Our thinking has changed from when the Book of Common Prayer was written. Our theology has changed too. If we wanted to find some common ground with the writers of the Book of Common Prayer it would be in believing that everything is of concern to God and worthy of prayer, of sharing with Him. Whether we like it or not we live several hundred years after the ‘Enlightenment’ – a way of thinking that pushed God deep into our hearts and removed Him from every other area of life. We ceded the universe to the blind forces of Nature’ (to which we might have given a ‘capital N) and the intricacies of Science (which we told ourselves had nothing to do with Faith) and imagined that God wasn’t interested in His creation. That’s not a Christian way of thinking is it. God is concerned about what is happening to His creation, so concerned that He gives Himself to redeem it. The prayers in our modern prayer books reflect this.

But they too connect creation’s travails with Sin: not individual, personal acts of sin but with the brokenness that the whole creation experiences when it falls short of God’s purposes. Instead of 3 or 4 prayers about the weather in the Book of Common Prayer our modern prayer books give us 50 pages worth of prayers addressing Creation and the Agricultural Year. These are shot through with a delight in God’s goodness, repentance for our abuse of the land, the sea, the air. Rejoicing in the diversity of creation and mourning for the way that we treat the creatures of the earth. They include prayers for justice and reflect a longing for the unity of creation to be restored.

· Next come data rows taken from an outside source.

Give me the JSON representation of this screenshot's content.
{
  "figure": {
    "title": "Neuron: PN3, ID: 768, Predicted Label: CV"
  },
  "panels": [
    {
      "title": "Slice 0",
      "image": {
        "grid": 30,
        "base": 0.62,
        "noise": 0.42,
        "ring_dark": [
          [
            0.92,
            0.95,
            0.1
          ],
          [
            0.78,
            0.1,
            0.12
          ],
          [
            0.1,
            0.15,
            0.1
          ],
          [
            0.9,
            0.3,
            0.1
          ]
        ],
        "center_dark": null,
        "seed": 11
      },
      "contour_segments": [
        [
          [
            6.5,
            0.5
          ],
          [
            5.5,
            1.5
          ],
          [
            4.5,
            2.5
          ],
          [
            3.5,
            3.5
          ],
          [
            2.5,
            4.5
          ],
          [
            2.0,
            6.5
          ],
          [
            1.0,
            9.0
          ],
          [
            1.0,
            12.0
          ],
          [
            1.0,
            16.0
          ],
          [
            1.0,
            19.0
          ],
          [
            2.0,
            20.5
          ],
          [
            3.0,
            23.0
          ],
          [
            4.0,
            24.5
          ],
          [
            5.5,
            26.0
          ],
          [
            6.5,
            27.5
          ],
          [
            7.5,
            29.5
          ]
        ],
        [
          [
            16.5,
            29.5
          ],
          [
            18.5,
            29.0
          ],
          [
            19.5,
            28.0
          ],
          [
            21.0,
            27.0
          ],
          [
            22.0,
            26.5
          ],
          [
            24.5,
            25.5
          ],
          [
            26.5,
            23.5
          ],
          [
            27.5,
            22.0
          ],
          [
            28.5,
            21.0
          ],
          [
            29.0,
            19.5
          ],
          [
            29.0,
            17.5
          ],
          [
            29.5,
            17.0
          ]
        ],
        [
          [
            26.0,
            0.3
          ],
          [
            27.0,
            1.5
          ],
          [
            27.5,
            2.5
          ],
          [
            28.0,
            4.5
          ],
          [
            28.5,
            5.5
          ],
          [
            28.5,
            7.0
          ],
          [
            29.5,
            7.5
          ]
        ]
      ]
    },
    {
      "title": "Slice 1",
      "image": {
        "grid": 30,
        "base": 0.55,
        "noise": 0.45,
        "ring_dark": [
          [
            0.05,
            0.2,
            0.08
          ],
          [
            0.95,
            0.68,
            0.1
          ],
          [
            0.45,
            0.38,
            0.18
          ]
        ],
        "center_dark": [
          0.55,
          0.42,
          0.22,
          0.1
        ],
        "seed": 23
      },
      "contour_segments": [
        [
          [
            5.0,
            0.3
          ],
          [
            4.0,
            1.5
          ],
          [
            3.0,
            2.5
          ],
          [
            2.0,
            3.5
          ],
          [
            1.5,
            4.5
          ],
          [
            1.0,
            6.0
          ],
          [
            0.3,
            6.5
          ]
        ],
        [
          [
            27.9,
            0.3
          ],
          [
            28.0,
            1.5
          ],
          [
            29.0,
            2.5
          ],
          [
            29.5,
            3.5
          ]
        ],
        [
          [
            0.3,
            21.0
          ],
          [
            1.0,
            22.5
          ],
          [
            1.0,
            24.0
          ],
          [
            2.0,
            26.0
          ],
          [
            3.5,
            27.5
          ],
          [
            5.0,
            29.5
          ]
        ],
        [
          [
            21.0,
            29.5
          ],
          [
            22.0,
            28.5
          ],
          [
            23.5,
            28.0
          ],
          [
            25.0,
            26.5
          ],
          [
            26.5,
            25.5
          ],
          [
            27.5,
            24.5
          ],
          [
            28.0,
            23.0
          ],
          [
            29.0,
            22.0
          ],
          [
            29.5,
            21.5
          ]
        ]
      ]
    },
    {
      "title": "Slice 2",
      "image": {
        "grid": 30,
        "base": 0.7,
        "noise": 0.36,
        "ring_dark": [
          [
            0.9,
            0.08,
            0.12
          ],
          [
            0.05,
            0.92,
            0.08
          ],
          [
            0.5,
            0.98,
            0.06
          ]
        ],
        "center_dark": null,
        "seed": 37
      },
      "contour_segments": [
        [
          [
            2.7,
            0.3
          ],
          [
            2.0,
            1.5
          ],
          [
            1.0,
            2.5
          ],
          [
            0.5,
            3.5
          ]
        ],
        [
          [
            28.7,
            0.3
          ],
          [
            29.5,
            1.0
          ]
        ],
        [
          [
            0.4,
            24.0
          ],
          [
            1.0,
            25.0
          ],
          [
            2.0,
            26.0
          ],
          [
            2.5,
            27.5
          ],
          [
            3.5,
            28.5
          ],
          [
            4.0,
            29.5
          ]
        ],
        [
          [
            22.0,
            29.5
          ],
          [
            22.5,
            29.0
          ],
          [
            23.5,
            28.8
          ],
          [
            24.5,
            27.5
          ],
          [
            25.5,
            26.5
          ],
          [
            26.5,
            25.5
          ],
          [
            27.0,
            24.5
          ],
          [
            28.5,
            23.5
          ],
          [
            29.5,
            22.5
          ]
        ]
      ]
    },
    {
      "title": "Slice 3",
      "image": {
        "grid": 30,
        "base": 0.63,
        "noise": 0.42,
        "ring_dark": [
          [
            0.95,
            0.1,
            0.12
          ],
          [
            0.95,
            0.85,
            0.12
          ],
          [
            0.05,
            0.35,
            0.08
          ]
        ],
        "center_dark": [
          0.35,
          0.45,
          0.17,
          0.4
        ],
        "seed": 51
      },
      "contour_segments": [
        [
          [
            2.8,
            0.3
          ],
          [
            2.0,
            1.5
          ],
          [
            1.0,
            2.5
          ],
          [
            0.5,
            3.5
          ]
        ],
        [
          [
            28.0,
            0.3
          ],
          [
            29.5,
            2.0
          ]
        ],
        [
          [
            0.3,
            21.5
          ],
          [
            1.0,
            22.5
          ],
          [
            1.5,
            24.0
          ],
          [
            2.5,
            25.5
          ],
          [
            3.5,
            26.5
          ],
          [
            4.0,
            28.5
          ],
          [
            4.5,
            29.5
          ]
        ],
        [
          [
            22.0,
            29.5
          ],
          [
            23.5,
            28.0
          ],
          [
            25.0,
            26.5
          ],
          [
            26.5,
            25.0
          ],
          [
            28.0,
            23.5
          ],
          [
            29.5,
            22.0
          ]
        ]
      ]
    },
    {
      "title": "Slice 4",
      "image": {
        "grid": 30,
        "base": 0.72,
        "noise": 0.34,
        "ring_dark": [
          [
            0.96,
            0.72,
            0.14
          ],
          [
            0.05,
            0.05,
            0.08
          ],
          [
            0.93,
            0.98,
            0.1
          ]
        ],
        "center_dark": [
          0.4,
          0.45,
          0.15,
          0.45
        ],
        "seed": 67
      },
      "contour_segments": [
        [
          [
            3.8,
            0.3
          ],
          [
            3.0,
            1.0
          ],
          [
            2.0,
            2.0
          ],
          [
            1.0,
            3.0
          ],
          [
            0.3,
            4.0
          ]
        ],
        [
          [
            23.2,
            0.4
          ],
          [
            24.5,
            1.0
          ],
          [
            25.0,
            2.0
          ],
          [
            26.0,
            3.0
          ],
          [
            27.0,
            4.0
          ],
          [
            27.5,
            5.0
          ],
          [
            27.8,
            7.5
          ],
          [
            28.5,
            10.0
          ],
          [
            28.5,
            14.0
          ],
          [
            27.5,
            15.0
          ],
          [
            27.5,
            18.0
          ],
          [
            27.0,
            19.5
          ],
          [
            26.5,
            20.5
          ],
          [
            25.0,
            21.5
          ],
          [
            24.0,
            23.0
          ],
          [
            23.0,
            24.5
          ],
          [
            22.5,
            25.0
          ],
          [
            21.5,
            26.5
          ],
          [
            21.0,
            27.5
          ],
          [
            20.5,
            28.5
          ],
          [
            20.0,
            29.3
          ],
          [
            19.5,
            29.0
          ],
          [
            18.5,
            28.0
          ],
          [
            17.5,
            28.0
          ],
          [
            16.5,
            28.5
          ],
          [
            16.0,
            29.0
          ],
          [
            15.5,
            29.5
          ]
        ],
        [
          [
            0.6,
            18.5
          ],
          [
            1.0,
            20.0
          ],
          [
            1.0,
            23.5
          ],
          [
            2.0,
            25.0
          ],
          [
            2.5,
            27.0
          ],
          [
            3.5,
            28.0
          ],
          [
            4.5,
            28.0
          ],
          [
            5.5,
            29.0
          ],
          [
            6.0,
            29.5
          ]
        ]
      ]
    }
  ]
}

Human ‘Sin’ (with a capital S has broken God’s world (that comes through in the words of these prayers) but there is hope that it can be restored because that is God’s purpose, in Christ, whose resurrection uncovers the glory that all creation can attain.

I end with just some of these prayers:…but notice: they all require us to act, not just the Almighty

Upon the rich earth send a blessing, O Lord.
Let the earth be fruitful
and its resources be hallowed.

Upon human labour send a blessing, O Lord.
Prosper the work of our hands;
may all find dignity and just reward in their work;
free the exploited and oppressed.

Upon the produce of the earth send a blessing, O Lord.
Guide us into a sustainable future,
and give us the will to share the fruits of the world.

Upon the seas and waters send a blessing, O Lord.
Teach us to cherish the water of the earth,
and to conserve the seas, lakes and rivers.

Upon aid agencies send a blessing, O Lord.
Where the earth is parched and the well has run dry;
where war brings want, and children go hungry;
where the poor cry out for bread and for justice,
give hands to care and heal, and compel us to be generous.